Carabiniere ucciso
(foto dal web)

Un sottufficiale dell’Arma sarebbe indagato per abuso di autorità e di mezzi di costrizione a seguito della foto di uno degli indagati per l’omicidio del carabiniere Mario Cerciello Rega, bendato ed ammanettato ad una sedia.

Mentre continuano le indagini sull’omicidio del carabiniere Mario Cerciello Rega, è stato iscritto nel registro degli indagati per abuso di autorità e di mezzi di costrizione un sottufficiale. L’uomo sarebbe stato individuato dagli inquirenti come responsabile del bendaggio e dell’ammanettamento di uno dei due giovani americani indagati per la morte di Cerciello Rega, la cui foto è arrivata anche oltre oceano.

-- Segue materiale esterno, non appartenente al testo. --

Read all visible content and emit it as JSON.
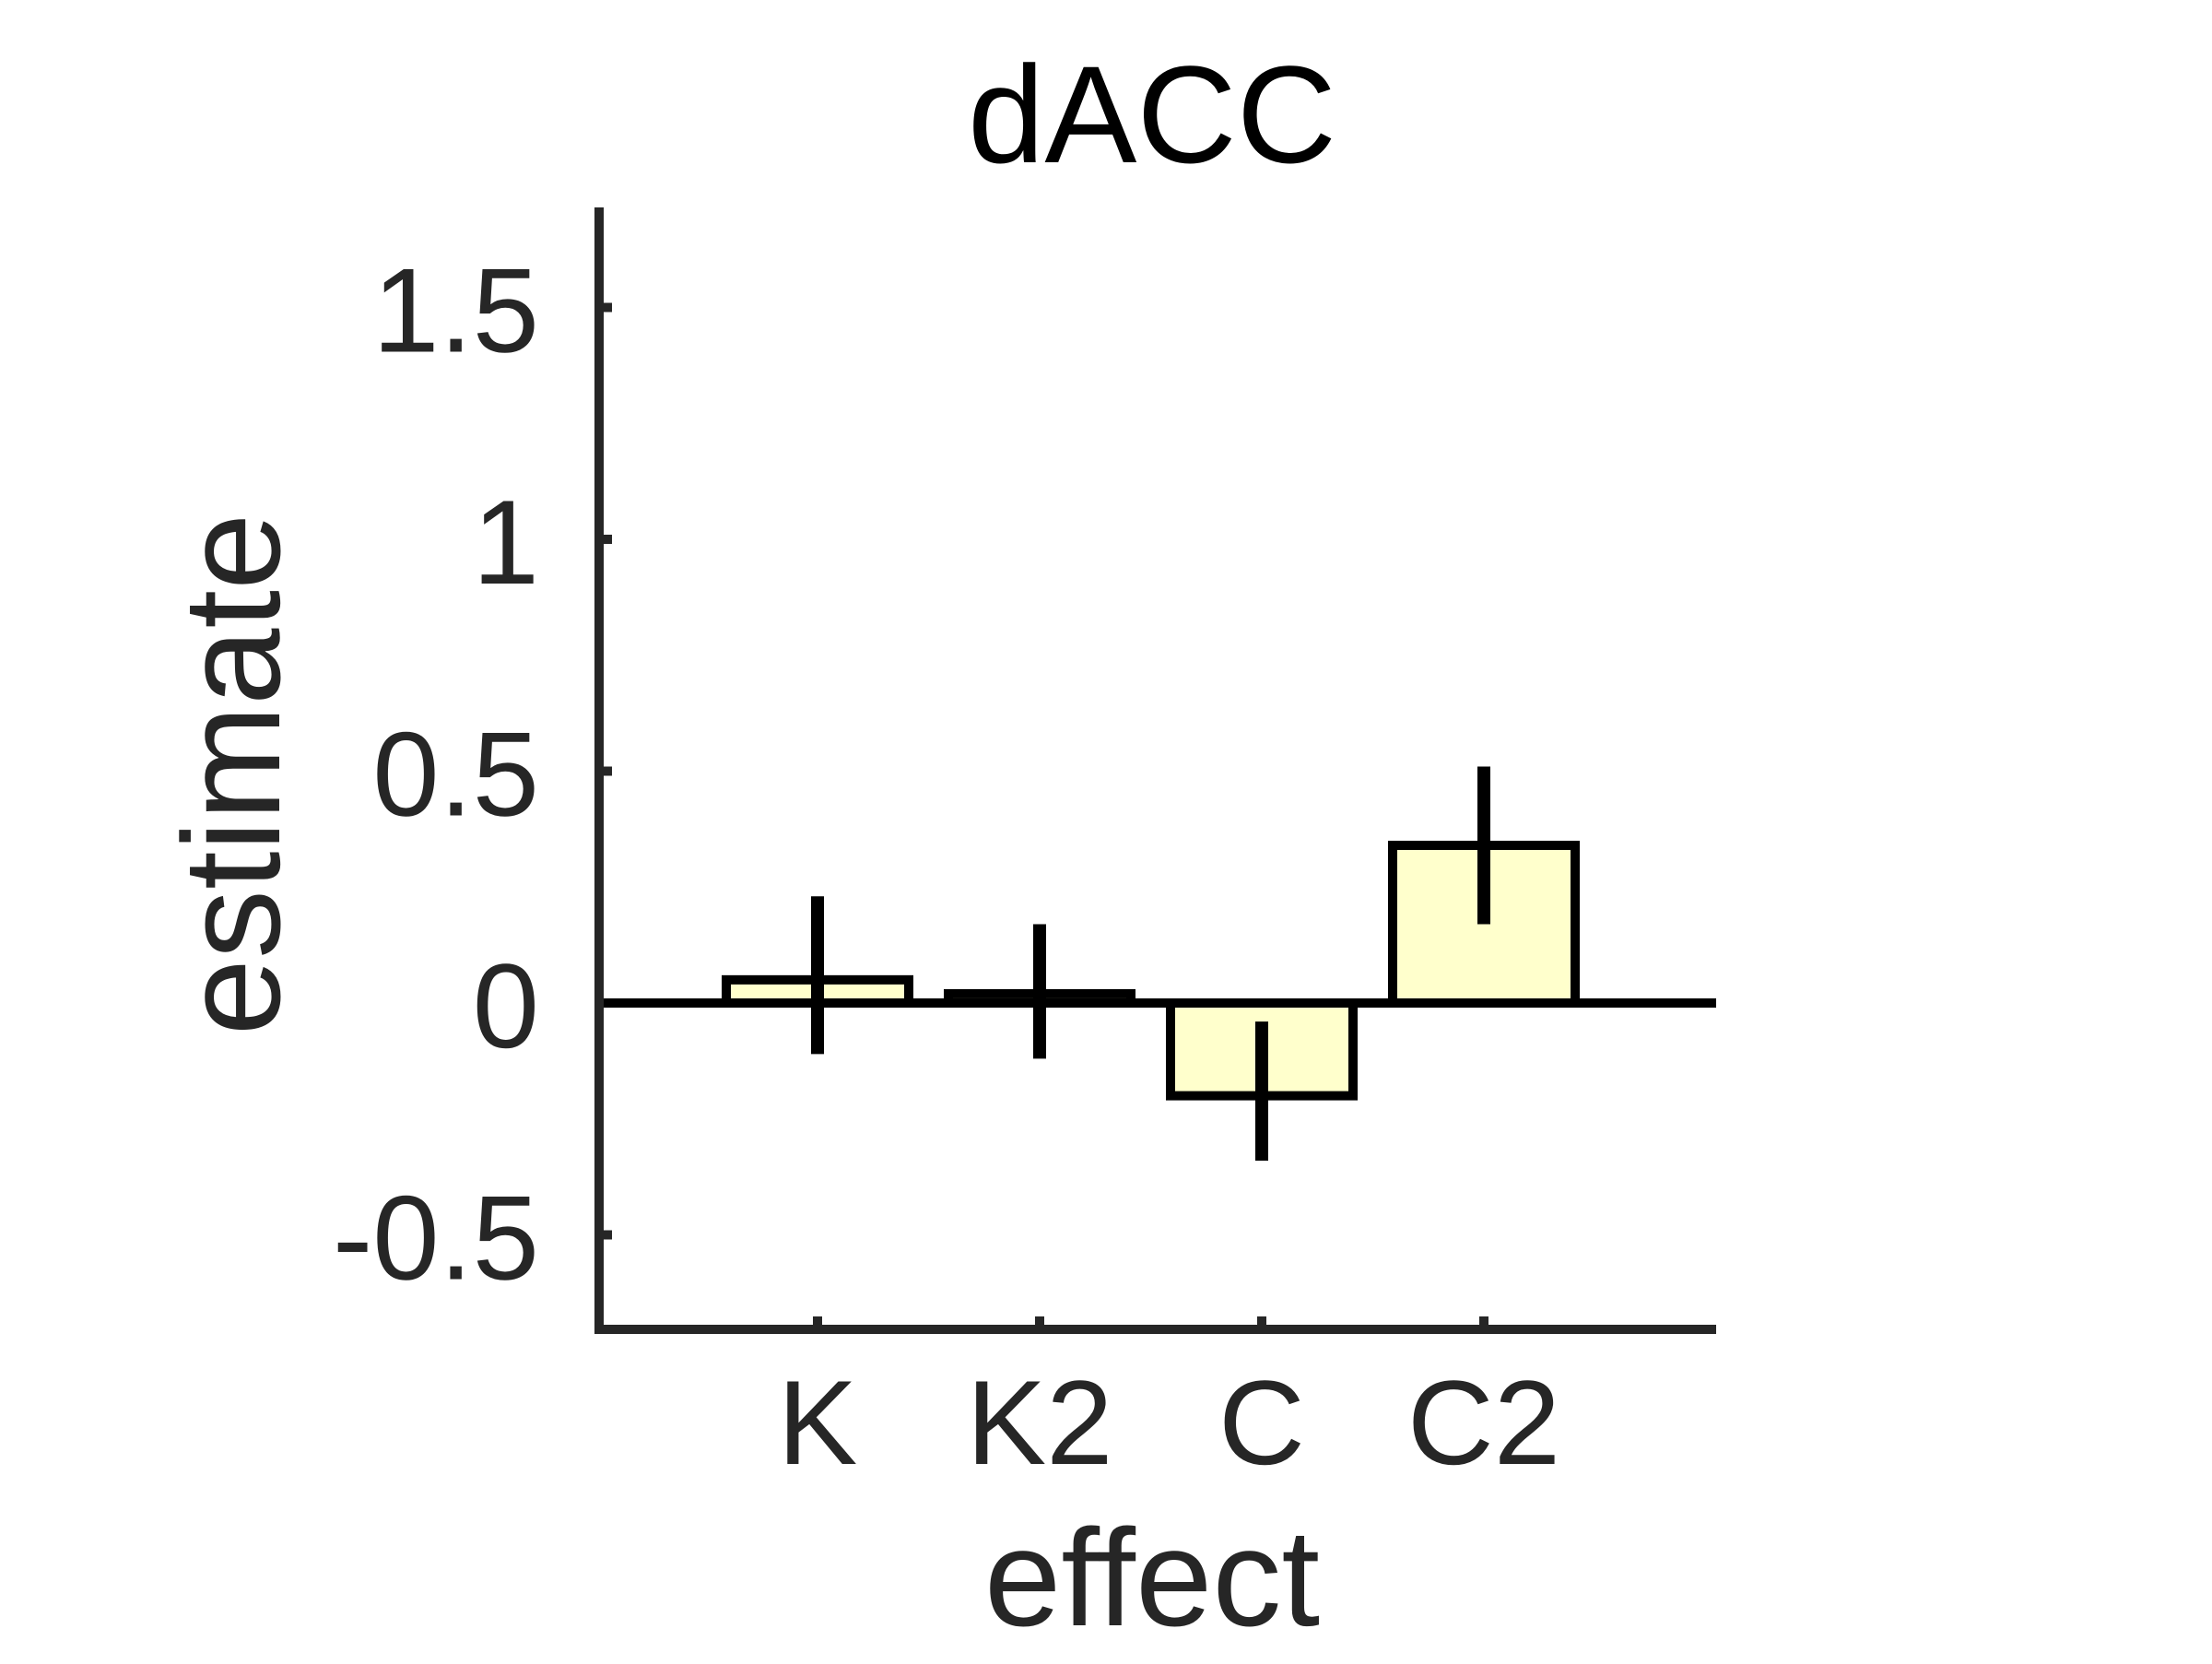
{
  "chart_data": {
    "type": "bar",
    "title": "dACC",
    "xlabel": "effect",
    "ylabel": "estimate",
    "categories": [
      "K",
      "K2",
      "C",
      "C2"
    ],
    "values": [
      0.05,
      0.02,
      -0.2,
      0.34
    ],
    "error_low": [
      -0.11,
      -0.12,
      -0.34,
      0.17
    ],
    "error_high": [
      0.23,
      0.17,
      -0.04,
      0.51
    ],
    "yticks": [
      -0.5,
      0,
      0.5,
      1,
      1.5
    ],
    "ytick_labels": [
      "-0.5",
      "0",
      "0.5",
      "1",
      "1.5"
    ],
    "ylim": [
      -0.7,
      1.7
    ],
    "bar_color": "#FFFFCC",
    "edge_color": "#000000",
    "axis_color": "#262626",
    "grid": false
  }
}
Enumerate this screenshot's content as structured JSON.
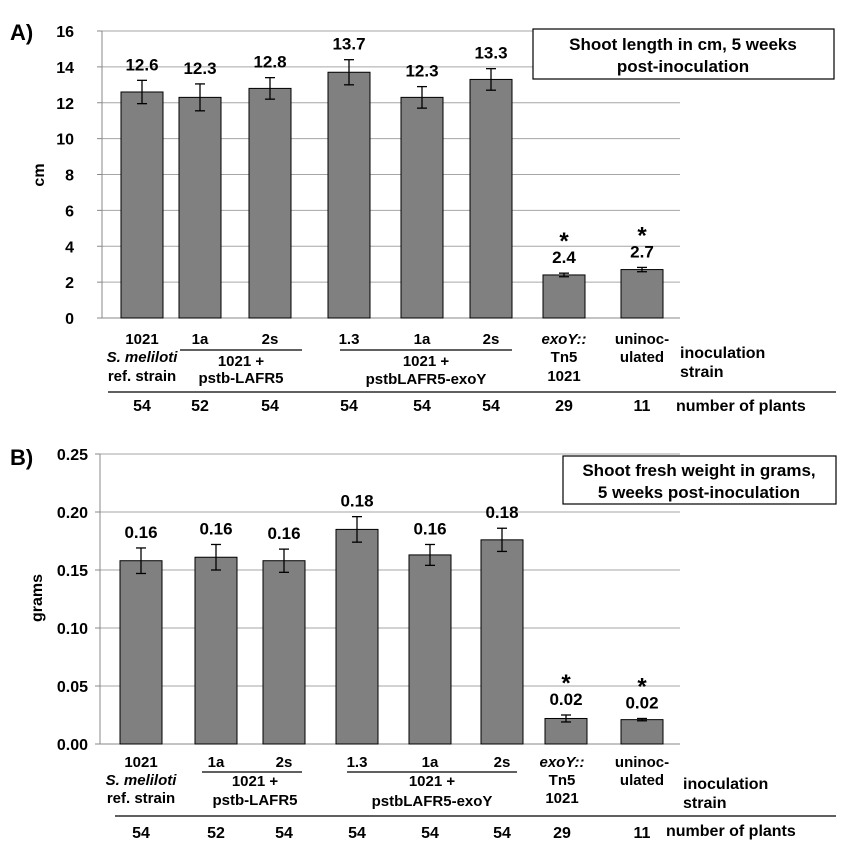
{
  "chart_data": [
    {
      "type": "bar",
      "panel_label": "A)",
      "title": [
        "Shoot length in cm, 5 weeks",
        "post-inoculation"
      ],
      "ylabel": "cm",
      "ylim": [
        0,
        16
      ],
      "yticks": [
        "0",
        "2",
        "4",
        "6",
        "8",
        "10",
        "12",
        "14",
        "16"
      ],
      "grid": true,
      "legend": "none",
      "bar_color": "#808080",
      "values": [
        12.6,
        12.3,
        12.8,
        13.7,
        12.3,
        13.3,
        2.4,
        2.7
      ],
      "errors": [
        0.65,
        0.75,
        0.6,
        0.7,
        0.6,
        0.6,
        0.1,
        0.12
      ],
      "value_labels": [
        "12.6",
        "12.3",
        "12.8",
        "13.7",
        "12.3",
        "13.3",
        "2.4",
        "2.7"
      ],
      "significance": [
        "",
        "",
        "",
        "",
        "",
        "",
        "*",
        "*"
      ],
      "tick_labels": [
        "1021",
        "1a",
        "2s",
        "1.3",
        "1a",
        "2s",
        "exoY::",
        "uninoc-"
      ],
      "category_sub_labels": {
        "ref": [
          "S. meliloti",
          "ref. strain"
        ],
        "exoy": [
          "Tn5",
          "1021"
        ],
        "uninoc": [
          "ulated"
        ]
      },
      "groups": [
        {
          "lines": [
            "1021 +",
            "pstb-LAFR5"
          ]
        },
        {
          "lines": [
            "1021 +",
            "pstbLAFR5-exoY"
          ]
        }
      ],
      "strain_label": [
        "inoculation",
        "strain"
      ],
      "plants_label": "number of plants",
      "plants": [
        "54",
        "52",
        "54",
        "54",
        "54",
        "54",
        "29",
        "11"
      ]
    },
    {
      "type": "bar",
      "panel_label": "B)",
      "title": [
        "Shoot fresh weight in grams,",
        "5 weeks post-inoculation"
      ],
      "ylabel": "grams",
      "ylim": [
        0,
        0.25
      ],
      "yticks": [
        "0.00",
        "0.05",
        "0.10",
        "0.15",
        "0.20",
        "0.25"
      ],
      "grid": true,
      "legend": "none",
      "bar_color": "#808080",
      "values": [
        0.158,
        0.161,
        0.158,
        0.185,
        0.163,
        0.176,
        0.022,
        0.021
      ],
      "errors": [
        0.011,
        0.011,
        0.01,
        0.011,
        0.009,
        0.01,
        0.003,
        0.001
      ],
      "value_labels": [
        "0.16",
        "0.16",
        "0.16",
        "0.18",
        "0.16",
        "0.18",
        "0.02",
        "0.02"
      ],
      "significance": [
        "",
        "",
        "",
        "",
        "",
        "",
        "*",
        "*"
      ],
      "tick_labels": [
        "1021",
        "1a",
        "2s",
        "1.3",
        "1a",
        "2s",
        "exoY::",
        "uninoc-"
      ],
      "category_sub_labels": {
        "ref": [
          "S. meliloti",
          "ref. strain"
        ],
        "exoy": [
          "Tn5",
          "1021"
        ],
        "uninoc": [
          "ulated"
        ]
      },
      "groups": [
        {
          "lines": [
            "1021 +",
            "pstb-LAFR5"
          ]
        },
        {
          "lines": [
            "1021 +",
            "pstbLAFR5-exoY"
          ]
        }
      ],
      "strain_label": [
        "inoculation",
        "strain"
      ],
      "plants_label": "number of plants",
      "plants": [
        "54",
        "52",
        "54",
        "54",
        "54",
        "54",
        "29",
        "11"
      ]
    }
  ]
}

Indagato sottufficiale dei carabinieri: le accuse sono di abuso di autorità e di mezzi di costrizione

Stando a quanto riportato dalla stampa locale e dal quotidiano Il Corriere della Sera, un sottufficiale dei carabinieri, di cui non si conosce il nome, sarebbe stato iscritto nel registro degli indagati per abuso di autorità e di mezzi di costrizione. Secondo gli inquirenti, sarebbe stato quest’uomo ad aver bendato il giovane americano indagato per la morte del collega Mario Cerciello Rega. Il militare coinvolto, la mattina del 26 luglio, giorno in cui venne scatta la foto ormai divenuta virale del giovane Christian Gabriel Natale Hjiort, era capo-pattuglia. Gli altri colleghi nella stanza, di cui ancora non si conosce l’identità potrebbero subire la stessa sorte. Per ottenere riscontri, gli investigatori starebbero analizzando i tabulati telefonici dei militari per comprendere chi si trovasse in quella stanza nel momento in cui il giovane americano è stato bendato.

Stando a quanto riportato da Il Corriere della Sera, l’indagato sarebbe l’uomo con la t-shirt che si intravede al margine destro dello scatto; pare che il carabiniere sia stato trasferito ad altro incarico non operativo. Resta ancora ignota l’identità dell’autore della foto. Gli investigatori starebbero analizzando i tabulati dei cellulari dei militari per capire chi si trovasse in quella stanza quel giorno. Sulla vicenda della foto che ritraeva l’indagato bendato è intervenuto anche il Ministro della Giustizia Alfonso Bonafede, dichiarando: “Evidentemente un comportamento sbagliato, ma la vittima è Mario Cerciello Rega” riporta la redazione di Fanpage. Il guardasigilli avrebbe aggiunto: “Il procuratore Prestipino ha chiarito che questo non ha inciso sull’interrogatorio e per me è importante che la giustizia si muova in tempi brevi. È la notizia di un carabiniere ucciso che deve sollevare una riflessione: che il dibattito su una foto – riporta Fanpage- debba coprire lo sdegno per la morte di un servitore dello Stato è troppo“.